Depois, cuidar da microbiota (flora) intestinal. Quanto mais variada for a comunidade de microrganismos presentes no intestino, melhor será a saúde e bem-estar, até porque algumas bactérias que habitam o intestino têm um papel de relevo na prevenção e tratamento do excesso de peso e da obesidade. Por exemplo, a proteína ClpB é produzida pelas enterobactérias Hafnia alvei, que atuam no controlo do apetite ao comunicar com os neurónios responsáveis pela sensação de saciedade.

Finalmente, ingerir alimentos que são mais ricos em energia nos períodos de maior atividade, geralmente durante a manhã e ir reduzindo o aporte ao longo do dia. E, por outro lado, evitar comer fora dos horários estabelecidos para as refeições, para que o organismo utilize as reservas de gordura como energia.

Mas há 5 dicas importantes, deixadas pela equipa da clínica da nutricionista Iara Rodrigues, que fazem a diferença:

1 – Mais alimentos ricos em fibra, menos processados

A fibra é um prebiótico e os prebióticos estimulam o crescimento e/ou atividade dos probióticos, como a Hafnia alvei, uma estirpe naturalmente presente na microbiota intestinal humana. Estes alimentos apresentam, em geral, um baixo valor calórico e conferem saciedade.

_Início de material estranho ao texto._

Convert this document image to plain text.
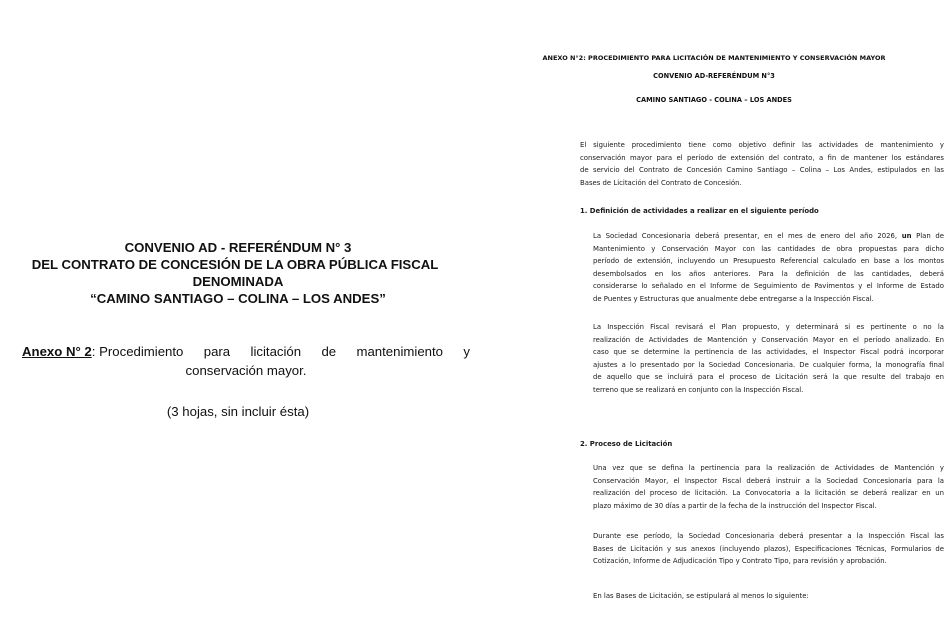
CONVENIO AD - REFERÉNDUM N° 3
DEL CONTRATO DE CONCESIÓN DE LA OBRA PÚBLICA FISCAL
DENOMINADA
“CAMINO SANTIAGO – COLINA – LOS ANDES”
Anexo N° 2: Procedimiento para licitación de mantenimiento y
conservación mayor.
(3 hojas, sin incluir ésta)
ANEXO N°2: PROCEDIMIENTO PARA LICITACIÓN DE MANTENIMIENTO Y CONSERVACIÓN MAYOR
CONVENIO AD-REFERÉNDUM N°3
CAMINO SANTIAGO - COLINA – LOS ANDES
El siguiente procedimiento tiene como objetivo definir las actividades de mantenimiento y
conservación mayor para el período de extensión del contrato, a fin de mantener los estándares
de servicio del Contrato de Concesión Camino Santiago – Colina – Los Andes, estipulados en las
Bases de Licitación del Contrato de Concesión.
1. Definición de actividades a realizar en el siguiente período
La Sociedad Concesionaria deberá presentar, en el mes de enero del año 2026, un Plan de
Mantenimiento y Conservación Mayor con las cantidades de obra propuestas para dicho
período de extensión, incluyendo un Presupuesto Referencial calculado en base a los montos
desembolsados en los años anteriores. Para la definición de las cantidades, deberá
considerarse lo señalado en el Informe de Seguimiento de Pavimentos y el Informe de Estado
de Puentes y Estructuras que anualmente debe entregarse a la Inspección Fiscal.
La Inspección Fiscal revisará el Plan propuesto, y determinará si es pertinente o no la
realización de Actividades de Mantención y Conservación Mayor en el período analizado. En
caso que se determine la pertinencia de las actividades, el Inspector Fiscal podrá incorporar
ajustes a lo presentado por la Sociedad Concesionaria. De cualquier forma, la monografía final
de aquello que se incluirá para el proceso de Licitación será la que resulte del trabajo en
terreno que se realizará en conjunto con la Inspección Fiscal.
2. Proceso de Licitación
Una vez que se defina la pertinencia para la realización de Actividades de Mantención y
Conservación Mayor, el Inspector Fiscal deberá instruir a la Sociedad Concesionaria para la
realización del proceso de licitación. La Convocatoria a la licitación se deberá realizar en un
plazo máximo de 30 días a partir de la fecha de la instrucción del Inspector Fiscal.
Durante ese período, la Sociedad Concesionaria deberá presentar a la Inspección Fiscal las
Bases de Licitación y sus anexos (incluyendo plazos), Especificaciones Técnicas, Formularios de
Cotización, Informe de Adjudicación Tipo y Contrato Tipo, para revisión y aprobación.
En las Bases de Licitación, se estipulará al menos lo siguiente:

Além disso, os alimentos de origem vegetal são ricos em fitoquímicos, muitos deles com importantes funções na regulação da microbiota, de forma benéfica, e ainda na regulação do metabolismo, facilitando a degradação de gordura. Acresce que a ingestão destes alimentos potencia a ingestão de vitaminas e minerais, fundamentais no combate ao stress oxidativo e à inflamação.

Quanto aos alimentos processados, têm normalmente valores calóricos elevados, bem como emulsionantes ou adoçantes que podem alterar a microbiota intestinal com impacto metabólico não desejável, como inflamação crónica de baixo grau e consequentemente resistência à insulina.

2 – Escolher gorduras de boa qualidade

Privilegiar o azeite como gordura de adição e reduzir o consumo de alimentos ricos em gordura, como as carnes gordas, leite e derivados, enchidos, etc.

Os frutos secos apesar de serem ricos em gordura, contém gordura de boa qualidade que nos confere saciedade, por isso são uma boa escolha para fazer uma pequena refeição a meio do dia.

Dentro das gorduras polinsaturadas, privilegiar as gorduras ómega-3, presentes sobretudo na gordura do peixe, uma vez que favorecem a perda de peso.

3 – Impor limites ao açúcar

Educar o paladar e reduzir gradualmente a quantidade de açúcar. O consumo de açúcar leva à libertação da insulina e esta hormona está implicada não só na regulação do apetite como também em processos metabólicos que gerem a forma como armazenamos energia (gordura) no organismo.

4 – Atenção ao sal

O consumo de sal está associado ao aumento da pressão arterial e ao risco de acidente vascular cerebral, mas também à obesidade. Evitar a adição de sal na confeção das refeições e optar por ervas aromáticas e especiarias para garantir refeições saborosas.

5 – Beber (muita) água

A água é essencial para o bom funcionamento do organismo: ajuda a regular a temperatura do nosso corpo, a eliminar as toxinas e a estimular o trânsito intestinal. Por isso, deve beber-se água e chás não açucarados e comer sopas.

Já as bebidas alcoólicas são de evitar, uma vez que têm muitas calorias.